January 23, 2017 12:36:29 am
To be a successful professional, one needs intelligence and knowledge. But in some professions like medicine, police and, specially the judiciary, an additional attribute is necessary — “social sensitivity”. This sensitivity is essentially a societal construct, which is imbibed by a person on the basis of class and caste hierarchies. The social sensitivity attribute is so necessary in judicial pronouncements that, in its absence, it may lead to grotesque consequences.
In Tamil Nadu, the bastion of the social justice movement, which also saw a strong peasant movement under the leadership of communists, on Christmas Day in 1968, 44 Dalits were burnt alive in a small village of Kilvenmani in Thanjavur district. Subsequently, 23 landlords were arrested, but 15 of them were acquitted and the rest were given liberal imprisonment by the district court. The case went in to appeal in the Madras High Court, where not only were all the accused acquitted, the court also observed that “the rich landlords could not be expected to commit such violent crimes and would normally hire others to do it while keeping themselves in the background”. Incidentally, the DMK had come to power in then Madras, dislodging the Congress party.
In contrast, after the Bara massacre of February 1992, where 35 upper caste landowners were killed by the MCC (Maoist Communist Centre), the then Lalu Prasad government in Bihar had to invoke TADA. In 2001, the special TADA court and the district and session court awarded the death sentence to several of the accused — upheld later by the higher courts, although the Supreme Court converted some death sentences to life imprisonment. The difference in the trajectories of the two cases would appear to confirm suspicions that the spirit of the infamous Manu Code, which prescribed different punishments for different castes for the same crime, still prevails.

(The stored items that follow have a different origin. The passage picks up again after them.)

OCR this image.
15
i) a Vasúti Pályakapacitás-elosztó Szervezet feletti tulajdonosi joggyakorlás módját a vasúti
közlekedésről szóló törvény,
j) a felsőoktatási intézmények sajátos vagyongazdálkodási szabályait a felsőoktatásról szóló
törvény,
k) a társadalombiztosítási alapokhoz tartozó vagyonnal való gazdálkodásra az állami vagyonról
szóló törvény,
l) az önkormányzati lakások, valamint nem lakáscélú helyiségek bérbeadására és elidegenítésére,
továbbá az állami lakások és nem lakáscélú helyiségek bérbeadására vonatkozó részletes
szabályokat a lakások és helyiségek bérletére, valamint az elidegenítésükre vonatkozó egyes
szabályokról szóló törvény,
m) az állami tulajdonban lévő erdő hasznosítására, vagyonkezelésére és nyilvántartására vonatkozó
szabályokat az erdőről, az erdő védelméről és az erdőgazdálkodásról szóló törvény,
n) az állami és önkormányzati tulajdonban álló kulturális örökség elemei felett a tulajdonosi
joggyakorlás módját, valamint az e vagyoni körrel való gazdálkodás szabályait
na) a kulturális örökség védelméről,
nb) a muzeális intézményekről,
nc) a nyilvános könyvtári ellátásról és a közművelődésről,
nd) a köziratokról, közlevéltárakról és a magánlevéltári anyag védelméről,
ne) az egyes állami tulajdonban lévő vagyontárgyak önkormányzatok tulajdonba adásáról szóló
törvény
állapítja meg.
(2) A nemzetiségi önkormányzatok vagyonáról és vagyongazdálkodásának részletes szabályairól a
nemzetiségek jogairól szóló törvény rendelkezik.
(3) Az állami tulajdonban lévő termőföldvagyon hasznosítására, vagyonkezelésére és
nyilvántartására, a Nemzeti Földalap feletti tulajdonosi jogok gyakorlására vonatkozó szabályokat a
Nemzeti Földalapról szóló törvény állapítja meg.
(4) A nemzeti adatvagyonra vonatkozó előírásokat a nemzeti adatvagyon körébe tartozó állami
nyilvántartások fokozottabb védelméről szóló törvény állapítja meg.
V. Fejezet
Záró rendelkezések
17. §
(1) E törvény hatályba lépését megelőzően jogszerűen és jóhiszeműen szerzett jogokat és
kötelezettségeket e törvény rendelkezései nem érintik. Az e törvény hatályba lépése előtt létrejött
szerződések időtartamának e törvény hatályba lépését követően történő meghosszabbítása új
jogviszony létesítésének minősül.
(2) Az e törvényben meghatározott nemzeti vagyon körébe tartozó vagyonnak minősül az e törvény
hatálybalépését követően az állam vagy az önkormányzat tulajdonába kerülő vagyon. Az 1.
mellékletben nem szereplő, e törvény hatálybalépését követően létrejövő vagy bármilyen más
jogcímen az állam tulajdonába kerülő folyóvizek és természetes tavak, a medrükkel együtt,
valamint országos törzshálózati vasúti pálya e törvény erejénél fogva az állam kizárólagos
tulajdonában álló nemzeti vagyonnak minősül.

The decision of the Bihar cabinet to grant “50 per cent reservation in subordinate and superior judicial services for direct appointment after due consultation with the Patna High Court and Bihar Public Service Commission” is a much delayed corrective step. This stand of the Bihar government is not of recent origin. It could take this decision after a protracted legal battle of almost two decades. The final nod came in the light of a Supreme Court judgment of September 29, 2016, in the state of Bihar vs Dayanand Singh case. The judgment resulted in reservations for superior posts like district and additional judge. For subordinate services like judicial magistrate and munsif magistrate, a reservation policy for 27 per cent of the posts was already in operation. Within the new policy of 50 per cent reservation across the board for both the segments, 21 per cent is for EBCs, 12 per cent for OBCs, 16 per cent for SCs, and 1 per cent for STs. Over and above this, a vertical reservation of 35 per cent for women and 1 per cent for differently-abled persons was also provided.
While this new reservation policy of the Bihar government has been applauded by socially sensitive persons, it has also attracted stringent criticism from several quarters. Reservations in the judiciary, it is being said, will not only disturb the level playing field, it is also a step guided by “vote bank” politics. These critics are not able to appreciate that reservations for the marginalised in a sensitive area like the judiciary will indeed ensure a more socially sensitive justice.
Even in the US, with a developed economy and a functioning state, African-Americans are subjected to “legal lynching” on a regular basis. According to the Pew Research Centre in 2013, “blacks faced unfair treatment in dealing with police or in the courts”. And African-Americans perceived more racial biases in the criminal justice system than in any other institution. If the Hispanic, Latino and other minority groups in the US do not feel that the judiciary is inclusive, it cannot boast of having a strong democratic foundation in the state.
In India, a sense of judicial inclusion is even more necessary. The edifice of the judiciary, if it functions well, gives legitimacy to the state system. Till recently, in many states in India, if individuals belonging to the subaltern groups were denied justice in the lower courts, they would not venture to go to the higher echelons of the judiciary, fearing an insensitive court. My late mother, who was a lawyer in the Patna High Court, would often narrate her experiences of the day in court over dinner. Some judges of upper caste background, she would say, otherwise wise and enlightened, would invariably deny bail to an appellate if he or she was Dalit. This treatment was especially reserved for Dusadhs. Historically, the Dusadhs were considered to be a criminal caste and treated as legal pariahs. They were often enlisted by the provincial feudal lords either as musclemen or as local gangsters. A comparison of the trajectory of court judgments by the lower and higher courts would show that the lower courts have displayed more sensitivity, whatever may have been the quantum of sentences against the oppressing castes.
The efforts of the Bihar government since 2005 to re-establish the authority of the state have suffered when many death sentence to many convicts in the lower courts was reversed in the higher court. It is high time that the nation also revisits the recruitment pattern of high court judges. The constitution should not be invoked to shield them from scrutiny.